Berlin - Impressionen einer Metropole Berlin, Oberbaumbrücke und Fernsehturm

Anna Louisa Karsch

Anna Louisa Karsch ("die Karschin") wurde am 1.Dezember 1722 als Tochter des Gastwirts Dürbach bei Schwiebus in Schlesien geboren und starb am 12.Oktober 1791 in Berlin.
Sie war eine deutsche Dichterin.

Als die sechsjährige Anna Louisa ihren Vater verlor, wurde sie in die Obhut eines Onkels gegeben, der ihr eine schulische Grundausbildung angedeihen ließ.
Vier Jahr später kehrte die ungeliebte Tochter zu ihrer inzwischen wiederverheirateten Mutter zurück, wo sie wie eine Dienstmagd behandelt wurde und auch sonst ein recht kümmerliches Dasein führte.

Mit 16 Jahren wurde Anna Louisa mit dem Tuchmacher Michael Hirsekorn verheiratet. Das Paar bekam vier Kinder, doch die Ehe verlief unglücklich, denn der gewalttätige Ehemann zeigte für die ersten literarischen Gehversuche seiner Frau keinerlei Verständnis und verließ diese, als sie mit dem vierten Kind schwanger war.
Da Anna Louise mit ihren Kindern völlig mittellos dastand, musste sie zu ihrer gefühlskalten Mutter zurückkehren.
Auch die zweite Ehe, die sie im Jahre 1749 mit dem Schneider Daniel Karsch schloss und aus der drei Kinder hervorgingen, war wegen der Alkoholkrankheit und der Gewalttätigkeit des Ehemannes alles andere als glücklich.
Um ihre Familie finanziell über Wasser zu halten, schrieb Anna Louisa Gedichte für Familienfeiern und erlangte im Laufe der Zeit einen regionalen Bekanntheitsgrad.

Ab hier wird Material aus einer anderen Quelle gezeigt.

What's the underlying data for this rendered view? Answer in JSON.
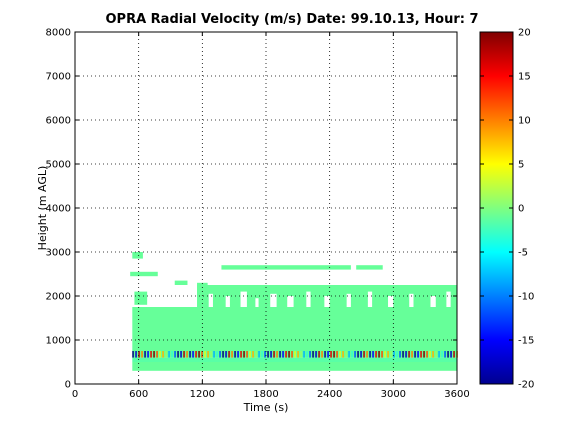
{
  "chart_data": {
    "type": "heatmap",
    "title": "OPRA Radial Velocity (m/s)  Date: 99.10.13, Hour: 7",
    "xlabel": "Time (s)",
    "ylabel": "Height (m AGL)",
    "xlim": [
      0,
      3600
    ],
    "ylim": [
      0,
      8000
    ],
    "x_ticks": [
      "0",
      "600",
      "1200",
      "1800",
      "2400",
      "3000",
      "3600"
    ],
    "y_ticks": [
      "0",
      "1000",
      "2000",
      "3000",
      "4000",
      "5000",
      "6000",
      "7000",
      "8000"
    ],
    "grid": true,
    "colorbar": {
      "range": [
        -20,
        20
      ],
      "ticks": [
        "20",
        "15",
        "10",
        "5",
        "0",
        "-5",
        "-10",
        "-15",
        "-20"
      ],
      "colormap": "jet"
    },
    "background_value": -1,
    "data_extent": {
      "time": [
        540,
        3600
      ],
      "height": [
        300,
        3000
      ]
    },
    "regions": [
      {
        "x": [
          540,
          3600
        ],
        "y": [
          300,
          500
        ],
        "value": -1
      },
      {
        "x": [
          540,
          3600
        ],
        "y": [
          500,
          600
        ],
        "value": -1.5
      },
      {
        "x": [
          540,
          3600
        ],
        "y": [
          600,
          750
        ],
        "value": "variable (-20 to 20)"
      },
      {
        "x": [
          540,
          3600
        ],
        "y": [
          750,
          1500
        ],
        "value": -1
      },
      {
        "x": [
          540,
          3600
        ],
        "y": [
          1500,
          1750
        ],
        "value": -1
      },
      {
        "x": [
          1150,
          3600
        ],
        "y": [
          1750,
          2250
        ],
        "value": -1
      },
      {
        "x": [
          560,
          680
        ],
        "y": [
          1800,
          2100
        ],
        "value": -1
      },
      {
        "x": [
          520,
          780
        ],
        "y": [
          2450,
          2550
        ],
        "value": -1
      },
      {
        "x": [
          540,
          640
        ],
        "y": [
          2850,
          3000
        ],
        "value": -1
      },
      {
        "x": [
          940,
          1060
        ],
        "y": [
          2250,
          2350
        ],
        "value": -1
      },
      {
        "x": [
          1150,
          1250
        ],
        "y": [
          2000,
          2300
        ],
        "value": -1
      },
      {
        "x": [
          1380,
          2600
        ],
        "y": [
          2600,
          2700
        ],
        "value": -1
      },
      {
        "x": [
          2650,
          2900
        ],
        "y": [
          2600,
          2700
        ],
        "value": -1
      }
    ]
  }
}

Überregional bekannt wurde sie aber erst durch ihre Lobpreisungen auf Friedrich dem Großen, der sich im Siebenjährigen Krieg befand. Auch in Berlin wurde man nun auf sie aufmerksam.
Nach der Trennung von ihrem Ehemann, der zum Militär eingezogen wurde, verschlug es Anna Louisa nach Berlin. Hier gelang ihr dank ihrer Förderer wie Johann Wilhelm Ludwig Gleim, Ephraim Lessing, Moses Mendelssohn, Johann Gottfried Herder oder Daniel Chodowiecki der endgültige Durchbruch. Auch Johann Wolfgang von Goethe zeigte sich von Anna Louisa Karsch beeindruckt.
Gleim sorgte 1764 für die Veröffentlichung ihrer Gedichte.

Die Karschin lernte nicht nur Friedrich II persönlich kennen sondern verkehrte auch am Hof der von ihm getrennt lebenden Königin Elisabeth Christine von Braunschweig-Bevern. Auch mit Amalie von Preußen, der jüngsten Schwester von Friedrich II, stand Karsch in Kontakt.

Trotz ihres inzwischen erlangten Bekanntheitsgrades lebte die Karschin am Existenzminimum. Immer wieder waren es ihre Förderer, die ihr zu einem geringen Verdienst verhalfen.
Zwar wollte Friedrich II der notleidenden Dichterin eine kleine jährliche Pension zahlen, doch das durch die Kriege arg gebeutelte Staatssäckel gab dies nicht her.
Erst Friedrichs Neffe und Thronnachfolger Friedrich Wilhelm II gewährte der Karschin ab 1789 ein jährliches Einkommen und schenkte ihr darüber hinaus ein Haus am Hackeschen Markt in Berlin.

Anna Louisa Karsch starb am 12. Oktober 1791. Ihre letzte Ruhe fand sie auf dem Friedhof der Sophienkirche in Berlin-Mitte.
"Kennst Du Wanderer sie nicht, so gehe und lerne sie kennen." Diese Worte auf einer schlichten Begräbnistafel erinnern heute an die fast vergessene Dichterin.
Die Stadt Berlin hat der Karschin eine Straße im Bezirk Mitte gewidmet.
Ihre Tochter Karoline Louise von Klenke wurde ebenfalls Dichterin und die Enkelin, Helmina von Chézy, machte Karriere als Journalistin, Librettistin und Dichterin.